We all know it’s crucial to buy the best produce whenever we’re cooking at home. Whether we’re shopping for groceries online or picking fruits from our magical tree that grows seven different types of fruit (yup, it’s real), we’re all about that organic life. But when we go out to eat, we’re not always asking the waitress if the chicken on our salad is free-range, nor are we asking for the name of the farmer who supplies their red meat just so we can look them up on HowGood. But if you check out this recently funded Kickstarter, you won’t have to. It’s about to bring convenience and sustainability to a San Francisco restaurant/laboratory of environmentalism called The Perennial.
The Perennial plans to create a new type of restaurant that practices radical environmental consciousness. This new practice involves an aquaponic greenhouse to grow its produce. Not to be confused with hydroponics, it’s a greenhouse where fish and plants are able to live symbiotically in an environment that mimics a riparian ecosystem.

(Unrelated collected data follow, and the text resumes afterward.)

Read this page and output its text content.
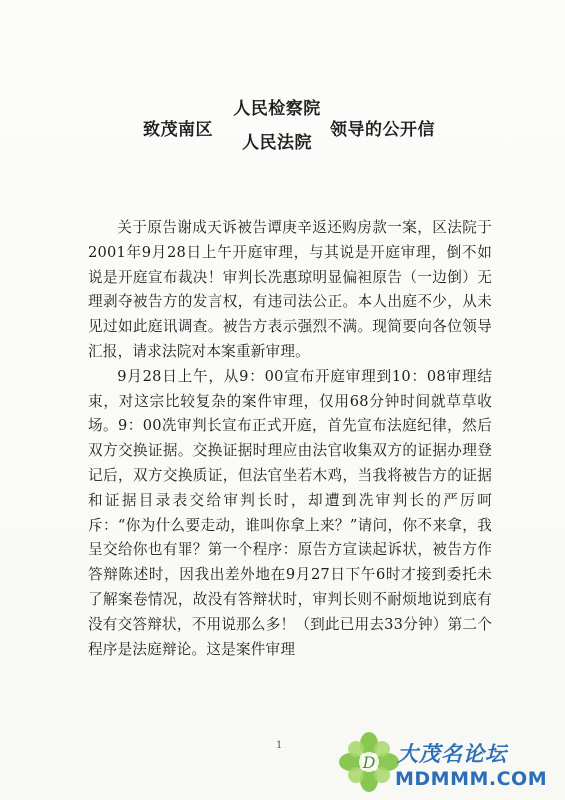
致茂南区
人民检察院
人民法院
领导的公开信

关于原告谢成天诉被告谭庚辛返还购房款一案，区法院于2001年9月28日上午开庭审理，与其说是开庭审理，倒不如说是开庭宣布裁决！审判长冼惠琼明显偏袒原告（一边倒）无理剥夺被告方的发言权，有违司法公正。本人出庭不少，从未见过如此庭讯调查。被告方表示强烈不满。现简要向各位领导汇报，请求法院对本案重新审理。

9月28日上午，从9：00宣布开庭审理到10：08审理结束，对这宗比较复杂的案件审理，仅用68分钟时间就草草收场。9：00冼审判长宣布正式开庭，首先宣布法庭纪律，然后双方交换证据。交换证据时理应由法官收集双方的证据办理登记后，双方交换质证，但法官坐若木鸡，当我将被告方的证据和证据目录表交给审判长时，却遭到冼审判长的严厉呵斥：“你为什么要走动，谁叫你拿上来？”请问，你不来拿，我呈交给你也有罪？第一个程序：原告方宣读起诉状，被告方作答辩陈述时，因我出差外地在9月27日下午6时才接到委托未了解案卷情况，故没有答辩状时，审判长则不耐烦地说到底有没有交答辩状，不用说那么多！（到此已用去33分钟）第二个程序是法庭辩论。这是案件审理

1
D 大茂名论坛
MDMMM.COM
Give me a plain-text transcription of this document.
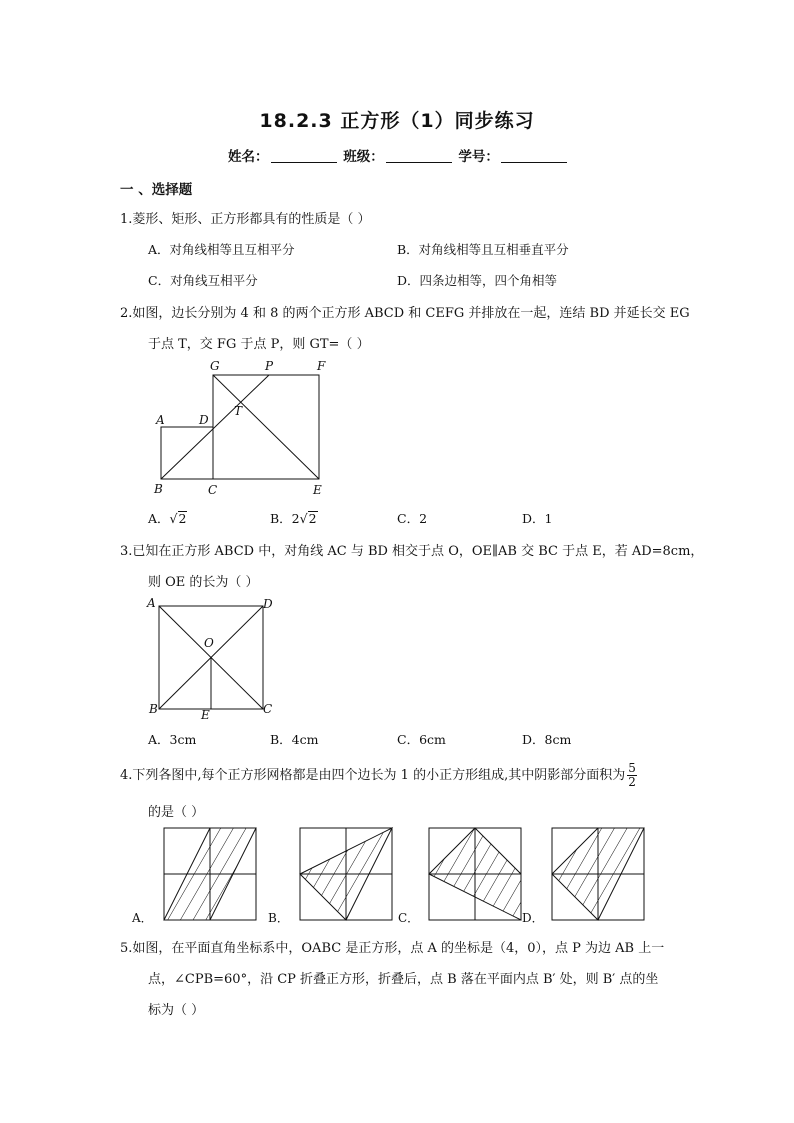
18.2.3 正方形（1）同步练习
姓名：	班级：	学号：
一 、选择题
1.菱形、矩形、正方形都具有的性质是（ ）
A．对角线相等且互相平分	B．对角线相等且互相垂直平分
C．对角线互相平分	D．四条边相等，四个角相等
2.如图，边长分别为 4 和 8 的两个正方形 ABCD 和 CEFG 并排放在一起，连结 BD 并延长交 EG
于点 T，交 FG 于点 P，则 GT=（ ）
A
B	C
D
E
F
G	P
T
A．√2	B．2√2	C．2	D．1
3.已知在正方形 ABCD 中，对角线 AC 与 BD 相交于点 O，OE∥AB 交 BC 于点 E，若 AD=8cm，
则 OE 的长为（ ）
A	D
O
B	C
E
A．3cm	B．4cm	C．6cm	D．8cm
4.下列各图中,每个正方形网格都是由四个边长为 1 的小正方形组成,其中阴影部分面积为 $\frac{5}{2}$
的是（ ）
A．	B．	C．	D．
5.如图，在平面直角坐标系中，OABC 是正方形，点 A 的坐标是（4，0），点 P 为边 AB 上一
点，∠CPB=60°，沿 CP 折叠正方形，折叠后，点 B 落在平面内点 B′ 处，则 B′ 点的坐
标为（ ）
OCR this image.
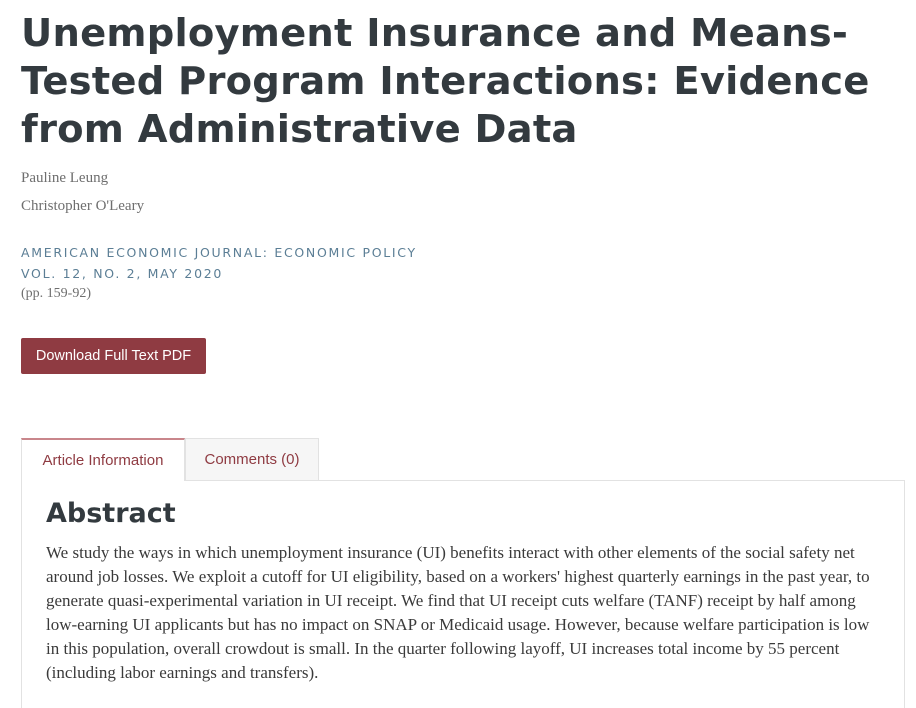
Unemployment Insurance and Means-Tested Program Interactions: Evidence from Administrative Data
Pauline Leung
Christopher O'Leary
AMERICAN ECONOMIC JOURNAL: ECONOMIC POLICY
VOL. 12, NO. 2, MAY 2020
(pp. 159-92)
Download Full Text PDF
Article Information	Comments (0)
Abstract

We study the ways in which unemployment insurance (UI) benefits interact with other elements of the social safety net around job losses. We exploit a cutoff for UI eligibility, based on a workers' highest quarterly earnings in the past year, to generate quasi-experimental variation in UI receipt. We find that UI receipt cuts welfare (TANF) receipt by half among low-earning UI applicants but has no impact on SNAP or Medicaid usage. However, because welfare participation is low in this population, overall crowdout is small. In the quarter following layoff, UI increases total income by 55 percent (including labor earnings and transfers).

Here’s how it works. The fish’s waste serves to nurture and fertilize the plants so that less water and land is used. But The Perennial isn’t only about bringing food from farm to the table — they’re also about bringing the table to the farm. The Perennial plans to use kitchen scraps from produce to feed the fish in the aquaponic greenhouse. This new environmental practice produces five to six times more produce per square foot annually than soil-based farms, while using only a tenth of the water of those conventional farms.
The Perennial isn’t trying to become a extremist spot where they only serve Fish ‘n’ Chirps. In fact, Anthony Myint and Karen Leibowitz — the wonderful, environmentally friendly minded couple behind The Perennial — want it to serve dishes that you would see on menus anywhere. The Perennial already has partnerships with a few other agriculturally forward nonprofits. The Land Institute will provide bread made from perennial grains while the Carbon Cycle Institute will supply meat that was grown with carbon sequestration in mind. The Perennial is also working with Zero Foodprint, which will help ensure that their restaurant’s equipment lowers or offsets its own greenhouse gas emissions.
Hopefully The Perennial will be the first of many restaurant-laboratories to come.